When using Qlik Replicate, the message pushed to Kafka contains a lot of metadata like:

{
	"data": {
		"id": 1,
		"email": "foo@bar.com"
	},
	"beforeData": {
		"id": 1,
		"email": "john@doe.com"
	},
	"headers": {
		"operation": "UPDATE",
		"changeSequence": "100",
		"timestamp": 1000,
		"streamPosition": "1",
		"transactionId": "1",
		"changeMask": "1",
		"columnMask": "1",
		"transactionEventCounter": 1,
		"transactionLastEvent": true
	}
}

As you may guessed, the structure is way to complex to JdbcSinkConnector and will need some pre-processing.

Kafka Connect transforms for Qlik Replicate

Michelin IT is really proud to announce we have open sourced the Kafka Connect transforms for Qlik Replicate. This library is implementing the API "Single Message Transformation" (aka. SMT) proposed by Kafka Connect. SMTs permits to declare operations to apply on messages when they are processed in Kafka connectors.

The Kafka Connect transforms for Qlik Replicate will help to transform this complex structure

{
	"data": {
		"id": 1,
		"email": "foo@bar.com"
	},
	"beforeData": {
		"id": 1,
		"email": "john@doe.com"
	},
	"headers": {
		"operation": "UPDATE",
		"changeSequence": "100",
		"timestamp": 1000,
		"streamPosition": "1",
		"transactionId": "1",
		"changeMask": "1",
		"columnMask": "1",
		"transactionEventCounter": 1,
		"transactionLastEvent": true
	}
}

to a message ready to be consumed by the  JdbcSinkConnector we mentioned above

{  
    "id": 1,
    "email": "foo@bar.com"
}  

Our Kafka-Connect configuration will look like this

"transforms": "extract", //<1>
"transforms.extract.type": "com.michelin.kafka.connect.transforms.qlik.replicate.ExtractNewRecordState", //<2>

1- We define the transformation named extract

2- The extract transformation will be using the com.michelin.kafka.connect.transforms.qlik.replicate.ExtractNewRecordState type (named of the SMT Java Class).
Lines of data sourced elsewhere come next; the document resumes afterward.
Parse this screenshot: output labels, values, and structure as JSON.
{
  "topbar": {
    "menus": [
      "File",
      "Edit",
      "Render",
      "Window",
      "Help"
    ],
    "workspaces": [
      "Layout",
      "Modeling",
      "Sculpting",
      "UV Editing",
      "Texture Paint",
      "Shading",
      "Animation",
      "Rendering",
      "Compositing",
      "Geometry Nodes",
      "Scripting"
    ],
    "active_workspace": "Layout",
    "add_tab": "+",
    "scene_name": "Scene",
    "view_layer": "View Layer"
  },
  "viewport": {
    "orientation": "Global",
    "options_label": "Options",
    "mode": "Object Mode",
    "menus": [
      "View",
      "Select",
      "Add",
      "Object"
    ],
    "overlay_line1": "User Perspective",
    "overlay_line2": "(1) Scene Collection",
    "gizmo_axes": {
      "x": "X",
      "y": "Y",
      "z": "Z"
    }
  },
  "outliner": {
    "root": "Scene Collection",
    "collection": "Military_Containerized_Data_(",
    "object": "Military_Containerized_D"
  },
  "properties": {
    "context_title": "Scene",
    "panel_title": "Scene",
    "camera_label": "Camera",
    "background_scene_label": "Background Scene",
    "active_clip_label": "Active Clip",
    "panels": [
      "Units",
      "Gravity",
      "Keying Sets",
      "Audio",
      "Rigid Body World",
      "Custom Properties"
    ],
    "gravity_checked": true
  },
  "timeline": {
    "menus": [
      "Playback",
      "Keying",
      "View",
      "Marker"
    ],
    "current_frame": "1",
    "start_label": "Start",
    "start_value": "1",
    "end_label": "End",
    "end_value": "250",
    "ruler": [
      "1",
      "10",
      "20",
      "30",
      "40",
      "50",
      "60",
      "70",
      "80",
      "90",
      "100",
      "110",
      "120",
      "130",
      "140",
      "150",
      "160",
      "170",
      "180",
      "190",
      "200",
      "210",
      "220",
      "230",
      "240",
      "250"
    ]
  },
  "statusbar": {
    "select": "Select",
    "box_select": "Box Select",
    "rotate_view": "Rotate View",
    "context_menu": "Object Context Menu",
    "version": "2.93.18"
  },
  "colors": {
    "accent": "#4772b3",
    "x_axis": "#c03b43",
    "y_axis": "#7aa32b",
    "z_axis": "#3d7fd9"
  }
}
Now, every time the JdbcSinkConnector will try to persist a message coming from Qlik Replicate, the SMT will extract the database record data before being push to the target data store (insert/update/delete and even alter table changes).

Kafka Connect transforms for Qlik Replicate proposes more advanced configuration (specially for delete management), look the project documentation for further details.

Conclusion

This post explain the opportunity to combine Qlik Replicate with Kafka and Kafka-Connect as database replication solution.

Kafka Connect transforms for Qlik Replicate is a new Open-Source Kafka Connect transformation that can be used to easily persist Qlik Replicate change events present in your Kafka topics.